O número de empresas ligadas ao meio rural que estão endividadas e recorreram à recuperação judicial continua a crescer. No primeiro trimestre de 2025, 341 companhias do segmento agropecuário estavam em recuperação judicial, aumento de 38% na comparação com o mesmo intervalo de 2024 e de 15,6% em relação ao trimestre anterior, conforme dados do Monitor RGF, desenvolvido pela consultoria RGF&Associados.
O cenário reflete, principalmente, problemas na gestão e ausência de medidas para controle de caixa, afirma o sócio da consultoria, Hugo Cayuela. Apesar do tamanho do setor e da importância gigantesca para a economia brasileira, ainda há o que melhorar em profissionalização dos processos nas empresas.
“A gente vem acompanhando trimestre a trimestre, sabemos que isso é um reflexo da gestão. Quanto mais as pessoas conhecem sobre gestão, maior é a chance de se recuperar”, observa.
Contudo, o especialista acredita que custos de produção elevados, quebras de safras e problemas climáticos nos últimos anos contribuíram para agravar a situação financeira de muitas empresas do segmento.
Ainda assim, Cayuela credita a causa principal das recuperações judiciais à gestão porque, segundo ele, independentemente do cenário de mercado para os produtos agropecuários, a maioria das empresas que consegue sair da recuperação judicial realizou ajustes importantes na gestão financeira.
No Monitor RGF, a categoria “agropecuária” contempla somente as empresas com atividades “dentro da porteira”. A divisão por setores é feita de acordo com a Classificação Nacional de Atividades Econômicas (CNAE) registrada como atividade econômica principal da empresa.

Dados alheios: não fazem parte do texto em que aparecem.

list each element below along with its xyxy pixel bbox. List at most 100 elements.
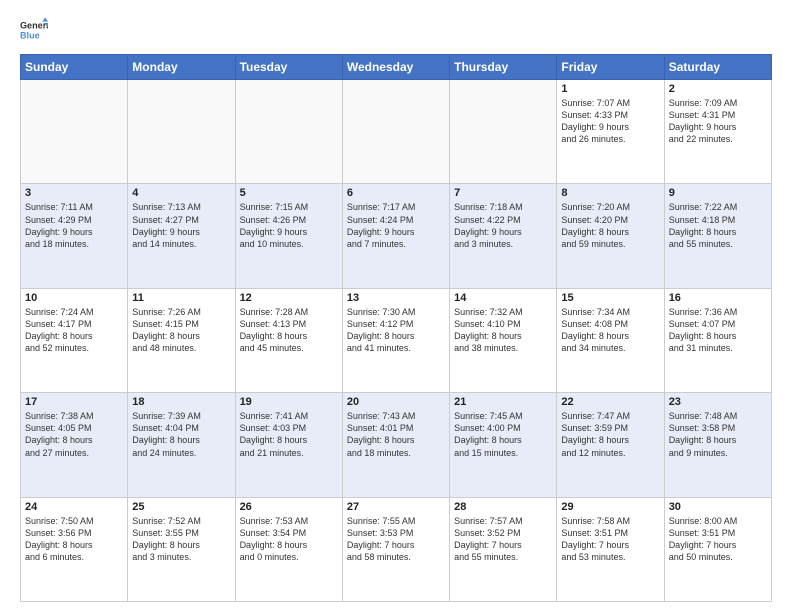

Do total de 341 companhias agropecuárias em recuperação judicial no primeiro trimestre deste ano, a maior concentração de casos era de empresas que fazem cultivo de soja, 124. Havia 68 empresas de criação de bovinos para corte e 43 de cultivo de cana-de-açúcar, entre outras.
Se consideradas as companhias ligadas ao agronegócio, mas que estão inseridas nas categorias “indústria” e “comércio”, o número de empresas em recuperação judicial é ainda maior.
No setor industrial, por exemplo, os dados da RGF mostram que 39 usinas fabricantes de açúcar e 26 frigoríficos de abate de bovinos estavam em recuperação judicial no primeiro trimestre deste ano. Em comércio, 26 vendedoras de defensivos ou fertilizantes encontravam-se na mesma situação.
“O setor sucroalcooleiro tem se destacado pela proporção. A cada mil empresas da agropecuária em atividade, 10,39 estão em recuperação judicial. No setor sucroalcooleiro, esse número chega a 21”, afirma Cayuela.
No segmento de cana, muitas lavouras foram prejudicadas por seca e incêndios em safras anteriores. Fora isso, o especialista ressalta que muitos grupos fizeram investimentos altos que geraram desequilíbrio no caixa.
“Houve dificuldade de reagir a isso e priorizar quais seriam os melhores investimentos, porque muitos precisam de um tempo para dar retorno esperado”, diz, em referência às usinas.
Projeção
Olhando para frente, a expectativa da RGF é de que, ao menos no curto prazo, as recuperações judiciais deferidas continuarão a aumentar no agronegócio
“Vem o evento negativo, depois as empresas sofrem, vem problema de caixa e depois entram em recuperação judicial. É um processo que demora para acontecer. Por isso, as condições melhores da safra de grãos deste ano, por exemplo, não surtem efeito imediato”, afirma Roberta Gonzaga, consultora da RGF, especialista em reestruturação.
Segundo ela, um dos movimentos que podem acontecer nos próximos meses é uma desaceleração do ritmo de companhias entrando em recuperação judicial. Isso porque hoje as empresas de soja estão no topo dos pedidos de proteção contra credores na agropecuária, e as perspectivas são favoráveis para o segmento pela projeção de safra recorde e preços mais favoráveis.
De acordo com a especialista, no primeiro trimestre de 2025 somente duas empresas agropecuárias que estavam em recuperação judicial conseguiram sair e voltaram a operar normalmente no mercado.